Então aqui já temos um problema, pois o número de pessoas com as quais me identifico intelectualmente não é muito grande. O meu nós, portanto, não é tão abrangente. Da mesma forma, tenho certeza que muitos nós que existem por aí também não falam por mim. Na melhor das hipóteses, algumas poucas pessoas podem de fato falar por mim. Entretanto, verdade seja dita, deixem que eu fale por mim, muito obrigado!

Mulher, mais ou menos a mesma coisa. A primeira vez que alguém me puxou a orelha sobre isso foi nas páginas de Problemas de gênero, livro de Judith Butler publicado há cerca de 19 anos. Ela faz uma pergunta simples: qual é o sujeito do feminismo? Existe uma mulher que sintetize essa luta? Todas as mulheres vivem pelos mesmos ideias, sofrem as mesmas amarguras, combatem os mesmos desafios? Ou será que, assim como o nós, também estaríamos silenciando a voz de outros sujeitos que não participem do nosso clubinho? Será que, ao me referir à mulher, não estou ignorando, digamos, mulheres africanas, índias, negras, transexuais... A lista vai longe.

Nós gostamos de discursos universalizantes. Essa minha frase é um perfeito exemplo disso, já que estou falando por todos os seres humanos. Acho razoavelmente que tenhamos objetivos universais, ao menos em termos de alguns parâmetros sobre os quais possamos agir e pensar. Aquela coisa básica: não matar, não esfaquear o vizinho etc.
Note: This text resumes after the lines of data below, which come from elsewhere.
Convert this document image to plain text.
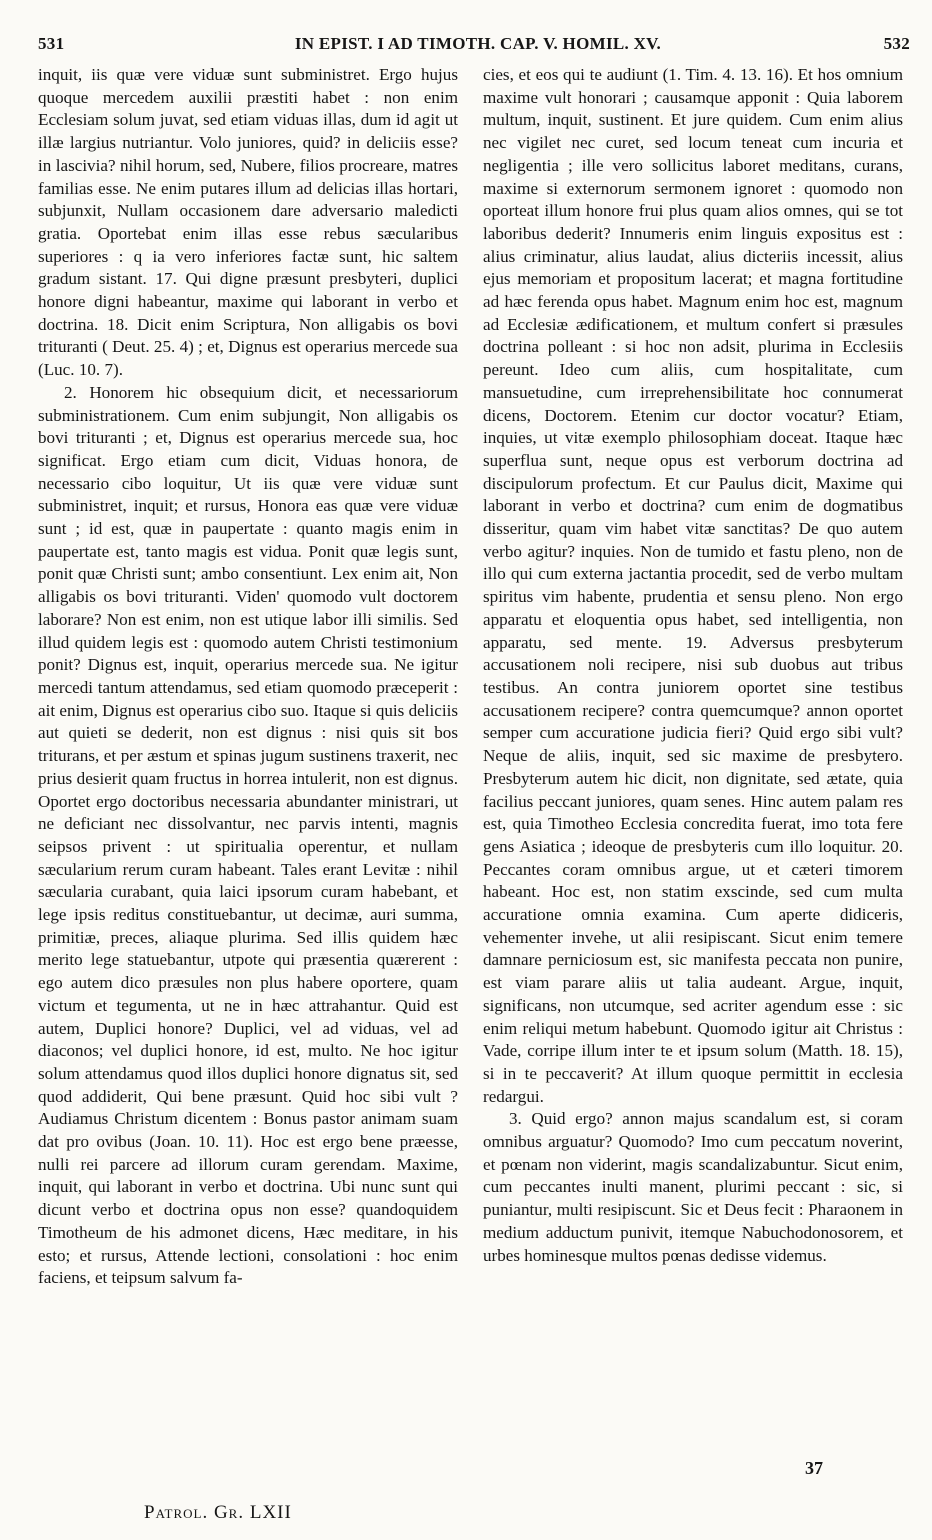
531	IN EPIST. I AD TIMOTH. CAP. V. HOMIL. XV.	532

inquit, iis quæ vere viduæ sunt subministret. Ergo hujus quoque mercedem auxilii præstiti habet : non enim Ecclesiam solum juvat, sed etiam viduas illas, dum id agit ut illæ largius nutriantur. Volo juniores, quid? in deliciis esse? in lascivia? nihil horum, sed, Nubere, filios procreare, matres familias esse. Ne enim putares illum ad delicias illas hortari, subjunxit, Nullam occasionem dare adversario maledicti gratia. Oportebat enim illas esse rebus sæcularibus superiores : q ia vero inferiores factæ sunt, hic saltem gradum sistant. 17. Qui digne præsunt presbyteri, duplici honore digni habeantur, maxime qui laborant in verbo et doctrina. 18. Dicit enim Scriptura, Non alligabis os bovi trituranti ( Deut. 25. 4) ; et, Dignus est operarius mercede sua (Luc. 10. 7).

2. Honorem hic obsequium dicit, et necessariorum subministrationem. Cum enim subjungit, Non alligabis os bovi trituranti ; et, Dignus est operarius mercede sua, hoc significat. Ergo etiam cum dicit, Viduas honora, de necessario cibo loquitur, Ut iis quæ vere viduæ sunt subministret, inquit; et rursus, Honora eas quæ vere viduæ sunt ; id est, quæ in paupertate : quanto magis enim in paupertate est, tanto magis est vidua. Ponit quæ legis sunt, ponit quæ Christi sunt; ambo consentiunt. Lex enim ait, Non alligabis os bovi trituranti. Viden' quomodo vult doctorem laborare? Non est enim, non est utique labor illi similis. Sed illud quidem legis est : quomodo autem Christi testimonium ponit? Dignus est, inquit, operarius mercede sua. Ne igitur mercedi tantum attendamus, sed etiam quomodo præceperit : ait enim, Dignus est operarius cibo suo. Itaque si quis deliciis aut quieti se dederit, non est dignus : nisi quis sit bos triturans, et per æstum et spinas jugum sustinens traxerit, nec prius desierit quam fructus in horrea intulerit, non est dignus. Oportet ergo doctoribus necessaria abundanter ministrari, ut ne deficiant nec dissolvantur, nec parvis intenti, magnis seipsos privent : ut spiritualia operentur, et nullam sæcularium rerum curam habeant. Tales erant Levitæ : nihil sæcularia curabant, quia laici ipsorum curam habebant, et lege ipsis reditus constituebantur, ut decimæ, auri summa, primitiæ, preces, aliaque plurima. Sed illis quidem hæc merito lege statuebantur, utpote qui præsentia quærerent : ego autem dico præsules non plus habere oportere, quam victum et tegumenta, ut ne in hæc attrahantur. Quid est autem, Duplici honore? Duplici, vel ad viduas, vel ad diaconos; vel duplici honore, id est, multo. Ne hoc igitur solum attendamus quod illos duplici honore dignatus sit, sed quod addiderit, Qui bene præsunt. Quid hoc sibi vult ? Audiamus Christum dicentem : Bonus pastor animam suam dat pro ovibus (Joan. 10. 11). Hoc est ergo bene præesse, nulli rei parcere ad illorum curam gerendam. Maxime, inquit, qui laborant in verbo et doctrina. Ubi nunc sunt qui dicunt verbo et doctrina opus non esse? quandoquidem Timotheum de his admonet dicens, Hæc meditare, in his esto; et rursus, Attende lectioni, consolationi : hoc enim faciens, et teipsum salvum fa-

cies, et eos qui te audiunt (1. Tim. 4. 13. 16). Et hos omnium maxime vult honorari ; causamque apponit : Quia laborem multum, inquit, sustinent. Et jure quidem. Cum enim alius nec vigilet nec curet, sed locum teneat cum incuria et negligentia ; ille vero sollicitus laboret meditans, curans, maxime si externorum sermonem ignoret : quomodo non oporteat illum honore frui plus quam alios omnes, qui se tot laboribus dederit? Innumeris enim linguis expositus est : alius criminatur, alius laudat, alius dicteriis incessit, alius ejus memoriam et propositum lacerat; et magna fortitudine ad hæc ferenda opus habet. Magnum enim hoc est, magnum ad Ecclesiæ ædificationem, et multum confert si præsules doctrina polleant : si hoc non adsit, plurima in Ecclesiis pereunt. Ideo cum aliis, cum hospitalitate, cum mansuetudine, cum irreprehensibilitate hoc connumerat dicens, Doctorem. Etenim cur doctor vocatur? Etiam, inquies, ut vitæ exemplo philosophiam doceat. Itaque hæc superflua sunt, neque opus est verborum doctrina ad discipulorum profectum. Et cur Paulus dicit, Maxime qui laborant in verbo et doctrina? cum enim de dogmatibus disseritur, quam vim habet vitæ sanctitas? De quo autem verbo agitur? inquies. Non de tumido et fastu pleno, non de illo qui cum externa jactantia procedit, sed de verbo multam spiritus vim habente, prudentia et sensu pleno. Non ergo apparatu et eloquentia opus habet, sed intelligentia, non apparatu, sed mente. 19. Adversus presbyterum accusationem noli recipere, nisi sub duobus aut tribus testibus. An contra juniorem oportet sine testibus accusationem recipere? contra quemcumque? annon oportet semper cum accuratione judicia fieri? Quid ergo sibi vult? Neque de aliis, inquit, sed sic maxime de presbytero. Presbyterum autem hic dicit, non dignitate, sed ætate, quia facilius peccant juniores, quam senes. Hinc autem palam res est, quia Timotheo Ecclesia concredita fuerat, imo tota fere gens Asiatica ; ideoque de presbyteris cum illo loquitur. 20. Peccantes coram omnibus argue, ut et cæteri timorem habeant. Hoc est, non statim exscinde, sed cum multa accuratione omnia examina. Cum aperte didiceris, vehementer invehe, ut alii resipiscant. Sicut enim temere damnare perniciosum est, sic manifesta peccata non punire, est viam parare aliis ut talia audeant. Argue, inquit, significans, non utcumque, sed acriter agendum esse : sic enim reliqui metum habebunt. Quomodo igitur ait Christus : Vade, corripe illum inter te et ipsum solum (Matth. 18. 15), si in te peccaverit? At illum quoque permittit in ecclesia redargui.

3. Quid ergo? annon majus scandalum est, si coram omnibus arguatur? Quomodo? Imo cum peccatum noverint, et pœnam non viderint, magis scandalizabuntur. Sicut enim, cum peccantes inulti manent, plurimi peccant : sic, si puniantur, multi resipiscunt. Sic et Deus fecit : Pharaonem in medium adductum punivit, itemque Nabuchodonosorem, et urbes hominesque multos pœnas dedisse videmus.

37
Patrol. Gr. LXII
Ainda assim, esquecemos que esses discursos englobam uma variedade potencialmente infinita de ideias e pontos de vista e as condensa em uma única posição, uma única forma de perceber a realidade.


O que decorre dessa mania dos discursos que falam por todos é que passamos a acreditar que algumas verdades são mais verdades que outras. Essa é a base da ciência: investigar objetivamente a realidade, abraçar sua complexidade incompreensível e mastigá-la em pedacinhos absorvíveis de conhecimento. Preciso mesmo dizer que esse projeto modernista faliu? Não só nós fomos incapazes de explicar o mundo até hoje, como cometemos atrocidades culturais em nome de uma perspectiva pouco ética. Como qualquer estudante de jornalismo aprende no primeiro semestre de aulas: não existe essa tal de objetividade. Alguém, em algum momento, está fazendo escolhas sobre o que dizer, o que pesquisar, o que é digno de ser investigado, o que é óbvio, o que é natural, o que não é. 

Isso é verdade para basicamente todas as áreas (olha o discurso universal aí de novo): ninguém pode falar por todos. Quanto antes aprendermos isso e nos munirmos de ferramentas e táticas para perceber as maneiras como apagamos as existências dos outros, melhor. Quanto antes entendermos que nossas certezas só duram até que uma dúvida surja, melhor. Quanto antes essas dúvidas aparecerem, melhor.

Eu ousaria dizer que se o teu mundo faz sentido completamente, alguém ou alguma coisa provavelmente está sendo deixada de lado, ignorada, esquecida, apagada etc. E eu posso viver com isso, posso mesmo. Contanto, é claro, que tu me diga que sabe disse e que, ao invés de ignorante, é egoísta. Se for os dois, aí eu não perdoo.